Second, downtown should formalize an arts and entertainment district strategy and establish return-to-source funding mechanisms to reinvest taxes generated from the district back into improvement and growth of the district’s programming and marketing. Downtown San Jose has a proven track record of success hosting cultural, sporting and entertainment events and programs.
Among the few economic indicators that have shown somewhat positive news for downtown San Jose has been sales tax receipts. While plummeting office occupancies have decimated weekday daytime sales of all kinds, evening business in downtown has carried the weight of daytime losses. Recent news coverage of the economic impacts of major events such as Taylor Swift, Beyonce and Ed Sheeran at Levi’s Stadium exemplify the significant returns that cultural and entertainment programming can multiply throughout the local economy.
According to San Jose’s own analysis, the San Jose Jazz Summer Fest annually generates an estimated $13 million in economic impact with almost $500,000 directly flowing into city coffers through various taxes and fees. Numerous cities from Montreal to Albuquerque have created arts and entertainment districts that leverage their strengths to drive programming and create reasons for residents and visitors to spend time and money in their downtowns.
While other cities are further along than San Jose, the good news is that San Jose does not need to reinvent the wheel. New York City’s Making New York Work for Everyone Plan is chock full of strategies adaptable to San Jose. San Francisco’s Roadmap to the Future plan includes specifics related to the creation of a designated arts, culture and entertainment zone that can serve as reference points for our own strategies.
Third, San Jose should invest boldly in developing an urban quality-of-life infrastructure in downtown that will stimulate much needed residential development and visitors.
For example, downtown parks must become much better community assets if downtown is to succeed. Capital improvements and repairs are desperately needed. The city should commit to increased park ranger presence, as well as to robust seasonal programming. Downtown parks need to become much better recreational resources. Access to good public parks and recreation is also an important equity concern and public health strategy. Green spaces, tree canopies and proximity to water elements are all needed to help establish downtown as an attractive urban environment to live and work in.

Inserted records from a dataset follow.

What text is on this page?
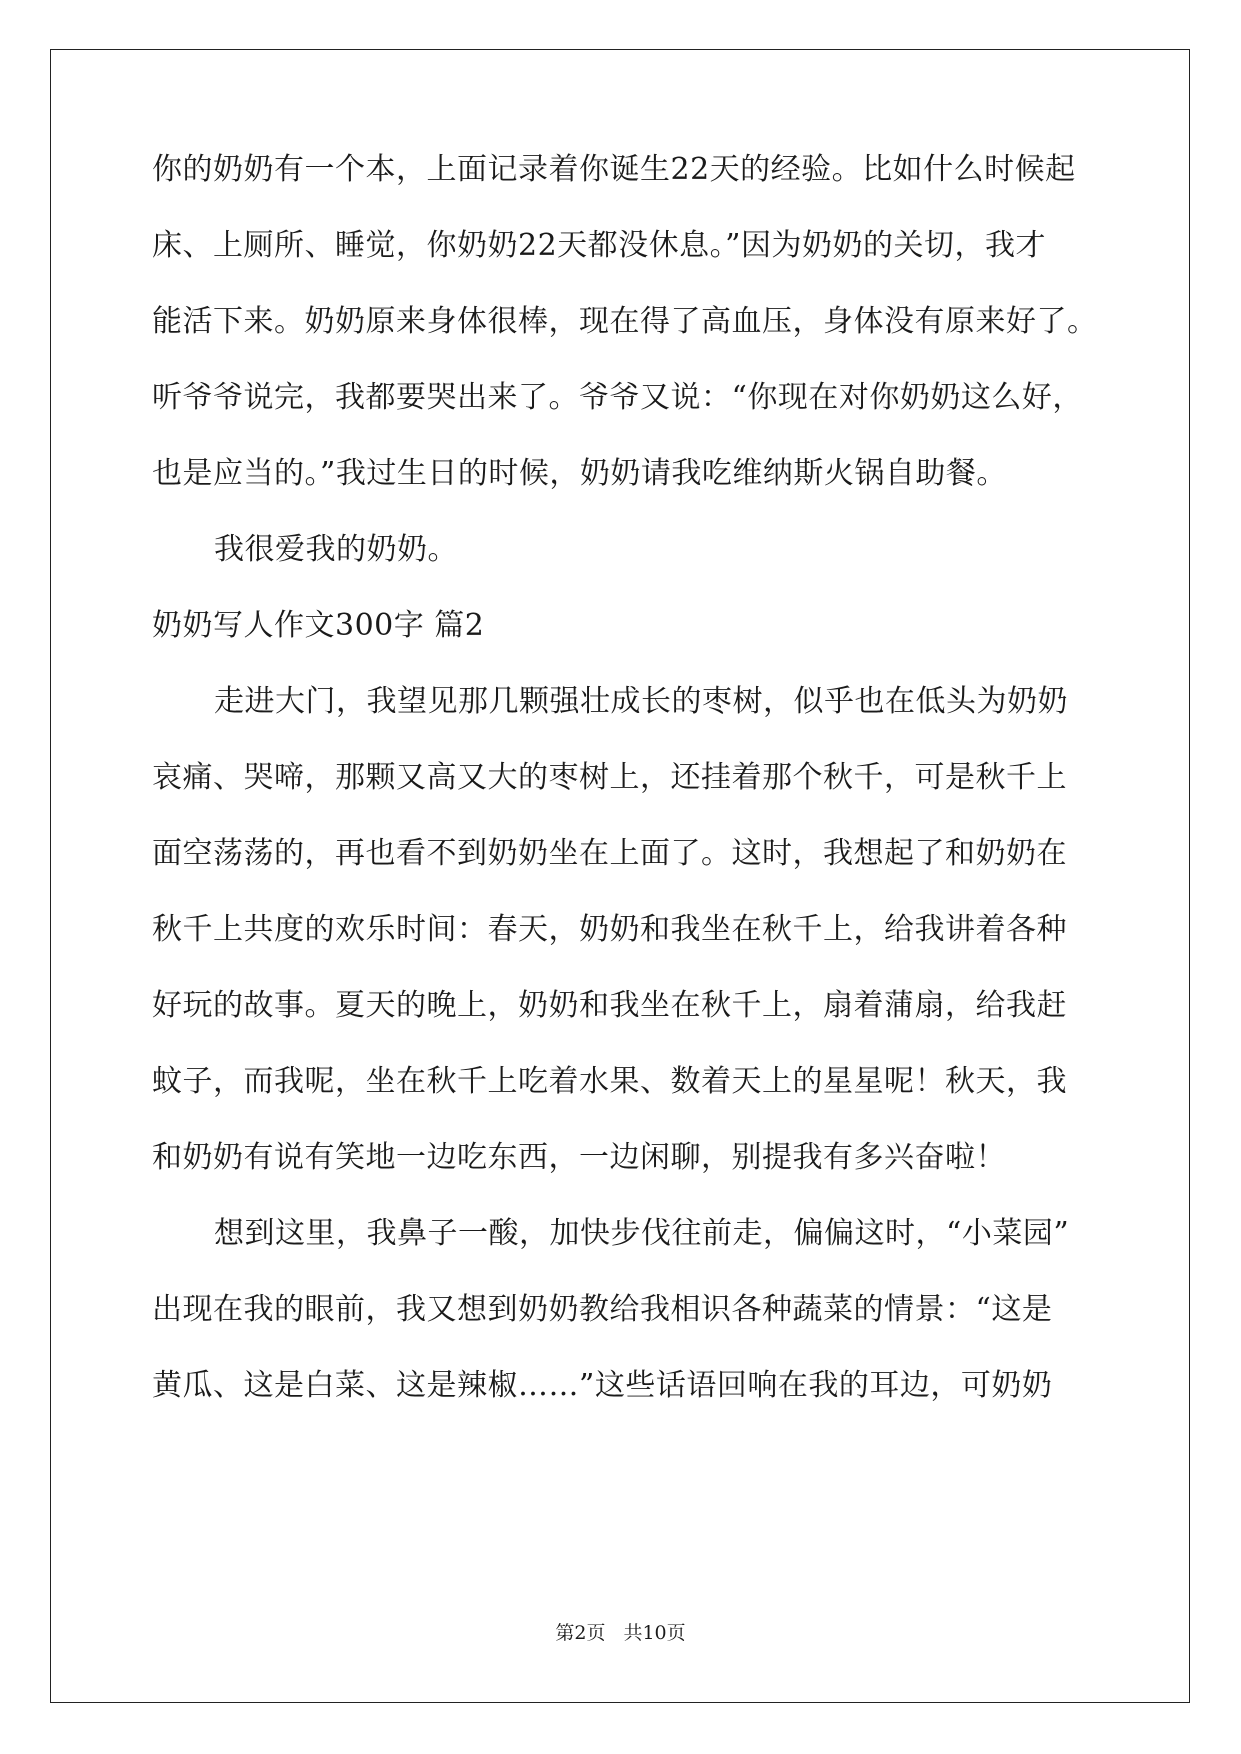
你的奶奶有一个本，上面记录着你诞生22天的经验。比如什么时候起
床、上厕所、睡觉，你奶奶22天都没休息。”因为奶奶的关切，我才
能活下来。奶奶原来身体很棒，现在得了高血压，身体没有原来好了。
听爷爷说完，我都要哭出来了。爷爷又说：“你现在对你奶奶这么好，
也是应当的。”我过生日的时候，奶奶请我吃维纳斯火锅自助餐。
我很爱我的奶奶。
奶奶写人作文300字 篇2
走进大门，我望见那几颗强壮成长的枣树，似乎也在低头为奶奶
哀痛、哭啼，那颗又高又大的枣树上，还挂着那个秋千，可是秋千上
面空荡荡的，再也看不到奶奶坐在上面了。这时，我想起了和奶奶在
秋千上共度的欢乐时间：春天，奶奶和我坐在秋千上，给我讲着各种
好玩的故事。夏天的晚上，奶奶和我坐在秋千上，扇着蒲扇，给我赶
蚊子，而我呢，坐在秋千上吃着水果、数着天上的星星呢！秋天，我
和奶奶有说有笑地一边吃东西，一边闲聊，别提我有多兴奋啦！
想到这里，我鼻子一酸，加快步伐往前走，偏偏这时，“小菜园”
出现在我的眼前，我又想到奶奶教给我相识各种蔬菜的情景：“这是
黄瓜、这是白菜、这是辣椒……”这些话语回响在我的耳边，可奶奶
第2页 共10页
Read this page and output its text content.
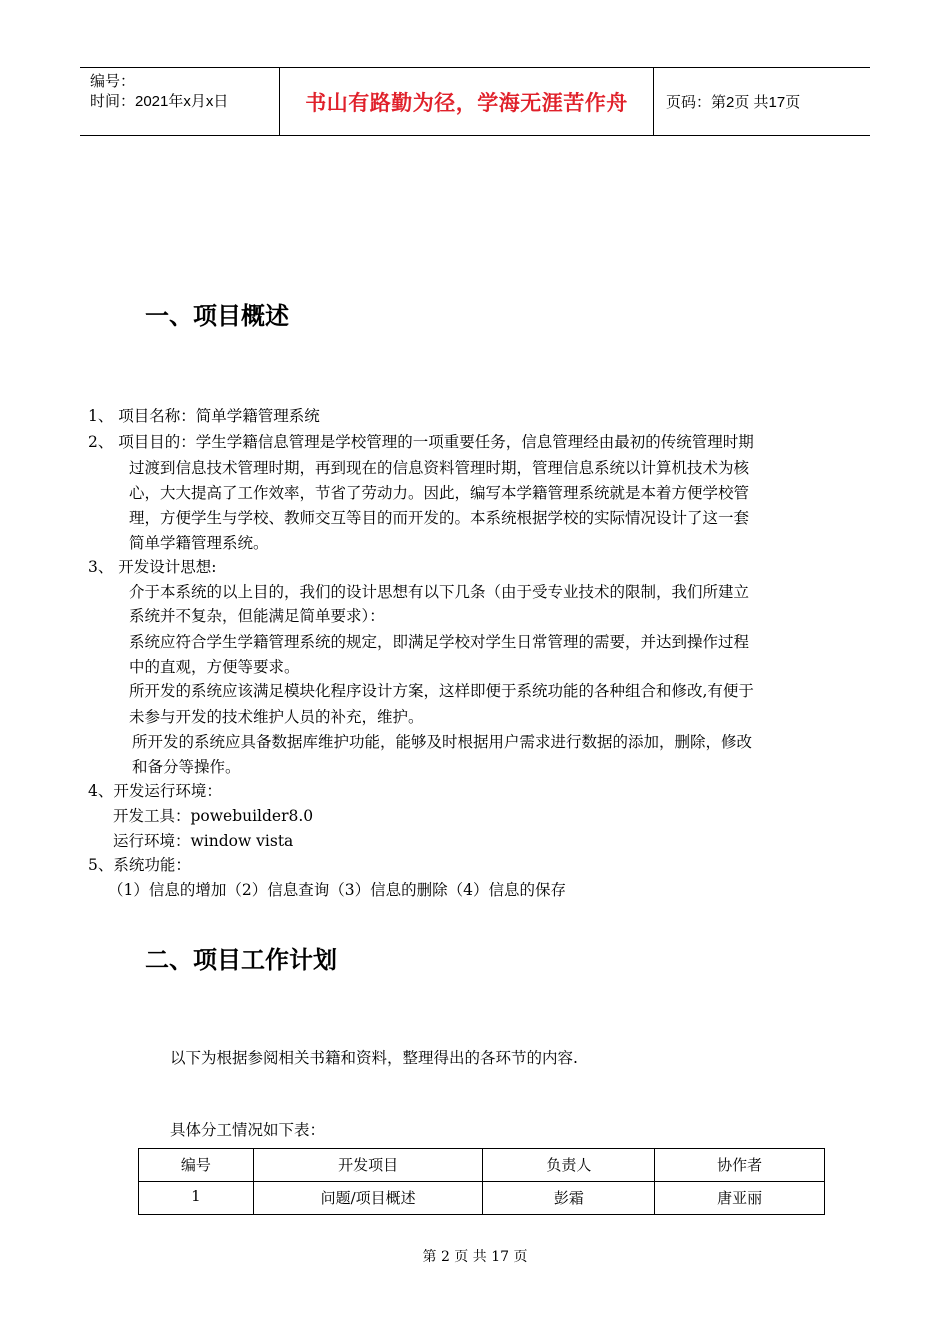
编号：
时间：2021年x月x日	书山有路勤为径，学海无涯苦作舟	页码：第2页 共17页
一、项目概述
1、 项目名称：简单学籍管理系统
2、 项目目的：学生学籍信息管理是学校管理的一项重要任务，信息管理经由最初的传统管理时期
过渡到信息技术管理时期，再到现在的信息资料管理时期，管理信息系统以计算机技术为核
心，大大提高了工作效率，节省了劳动力。因此，编写本学籍管理系统就是本着方便学校管
理，方便学生与学校、教师交互等目的而开发的。本系统根据学校的实际情况设计了这一套
简单学籍管理系统。
3、 开发设计思想:
介于本系统的以上目的，我们的设计思想有以下几条（由于受专业技术的限制，我们所建立
系统并不复杂，但能满足简单要求）：
系统应符合学生学籍管理系统的规定，即满足学校对学生日常管理的需要，并达到操作过程
中的直观，方便等要求。
所开发的系统应该满足模块化程序设计方案，这样即便于系统功能的各种组合和修改,有便于
未参与开发的技术维护人员的补充，维护。
所开发的系统应具备数据库维护功能，能够及时根据用户需求进行数据的添加，删除，修改
和备分等操作。
4、开发运行环境：
开发工具：powebuilder8.0
运行环境：window vista
5、系统功能：
（1）信息的增加（2）信息查询（3）信息的删除（4）信息的保存
二、项目工作计划
以下为根据参阅相关书籍和资料，整理得出的各环节的内容.
具体分工情况如下表：
编号	开发项目	负责人	协作者
1	问题/项目概述	彭霜	唐亚丽
第 2 页 共 17 页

Downtown San Jose is also fortunate to have robust public transit infrastructure. This competitive advantage should be leveraged. San Jose should pursue a collaboration with VTA to make transit by light rail free throughout the downtown zone. From the Tamien Caltrain station in the south to the Metro/Airport station in the north, and from Diridon Station /SAP Center in the west. VTA light rail fare recovery is already so low it is worth considering a bold shift to simply provide free access within the downtown urban zone as a public resource.
Certainly, there are plenty of other and better ideas than these that could also be developed. Such ideas will need resources for development and implementation.
The San Jose City Council is scheduled to hold a study session on Nov. 30 to explore funding mechanisms to support arts and tourism recovery—two sectors critical to downtown’s future. This opportunity should not be wasted. The council should come out of this study session with actionable recommendations on how to drive visitors that can be incorporated into the Fiscal year 2024-25 city budgeting process.
Brendan Rawson is executive director of San Jose Jazz.